The Hot Hand: Unraveling the Myth

Introduction to the Hot Hand Phenomenon:

In the dynamic realm of sports, the concepts of a “hot hand” or being “in the zone” have become ubiquitous, often used to describe a player’s extraordinary performance streak. Originating in basketball, the term suggests that a player on a successful streak is more likely to continue their success. This belief, rooted in the increased confidence of the player, extends beyond basketball, resonating in baseball and other fields. Despite its prevalence, statistical evidence supporting the existence of the hot hand is scarce, with numerous studies suggesting it is a fallacy. This project embarks on an exploration within the sports domain to scrutinize the mystery of streaks.

Diverse Dataset Exploration:

Throughout the semester, I undertook a comprehensive exploration of the hot hand phenomenon, employing an array of datasets with varying complexities. The NCAA basketball data, scraped from the Villanova Men’s Basketball team in R, offered insights into shot data. The baseball data, sourced from FanGraphs and scraped in R, included both individual player data and detailed pitch-by-pitch information. Additionally, news text data was gathered using an API in Python. Each dataset’s unique cleaning process laid the foundation for an in-depth Exploratory Data Analysis (EDA), allowing for the refinement of hypotheses and the delineation of the investigative path.

EDA Signals and Insights:

Promising signals emerged during the EDA phase, particularly in individual player baseball data and the NCAA shot data.
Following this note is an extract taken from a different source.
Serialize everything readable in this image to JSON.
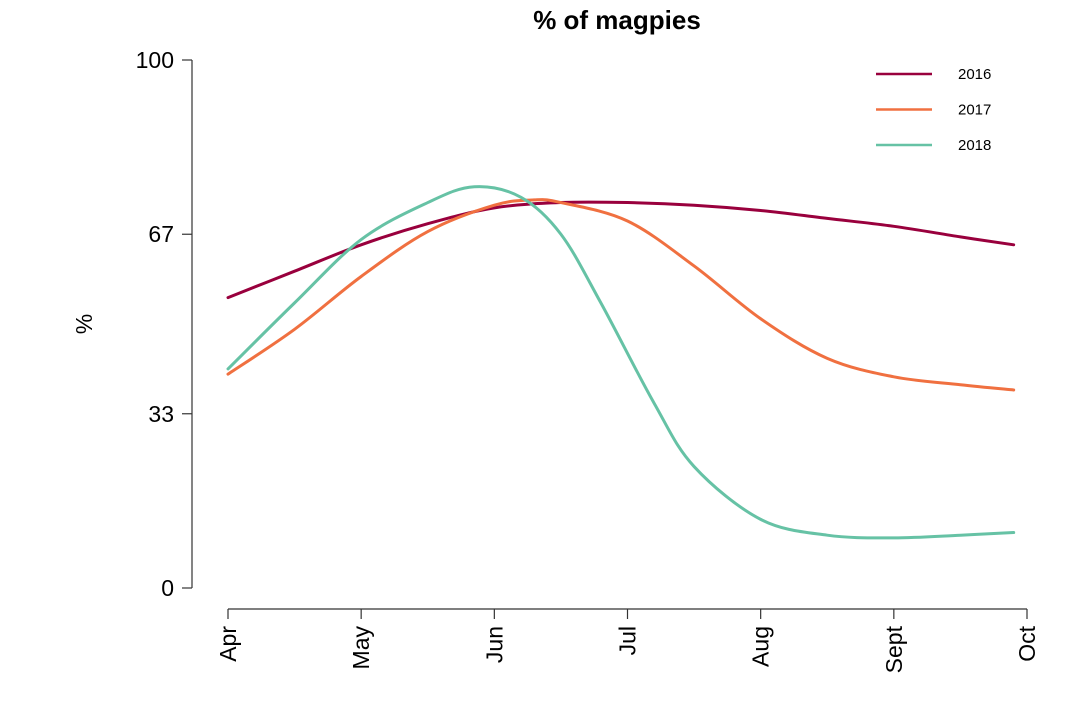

The former hinted at leveraging past hard-hit data to predict future performance, showcasing potential autocorrelation or seasonality effects. This finding holds promise for refining future models. The NCAA shot data, while lacking strong correlations individually, exhibited a descending trend in lag variables, suggesting the immediate prior shot’s influence on the current outcome.

Model Performance and Limitations:

The Naive Bayes model, designed to predict made or missed shots, failed to outperform random guessing, aligning with the null hypothesis that the hot hand does not exist. Further stages of analysis required the addition of numerical feature variables for the NCAA data, including shot value, score differential, and shooter field goal percentage.

While I was successful in reducing dimensions (4 variables accounted for over 75% of overall variance), the various clustering methods (KMeans, DBSCAN, and Hierarchical Clustering) failed to conclusively establish the presence of discernible data clusters in the shot data. Decision trees and random forests, though outperforming the Naive Bayes classifier, primarily relied on shot value rather than the lag variable, reaffirming its lower predictive power.

Looking Ahead:

I recognize the limitations of predominantly relying on NCAA shot data to confirm the hot hand fallacy. I plan to revisit this topic at a later date, armed with a deeper understanding of time series data and an expanded arsenal of machine learning algorithms. Future analyses may explore this topic using alternative definitions of success, such as launch speeds and angles in baseball. For now, my findings align with prior research, reinforcing the notion that the hot hand is indeed a fallacy.

Extra Joke

What do you get when you cross a pirate with a data scientist?

Someone who specializes in Rrrr.

Thank you for taking the time to explore my project, and kudos for enduring all the humor along the way!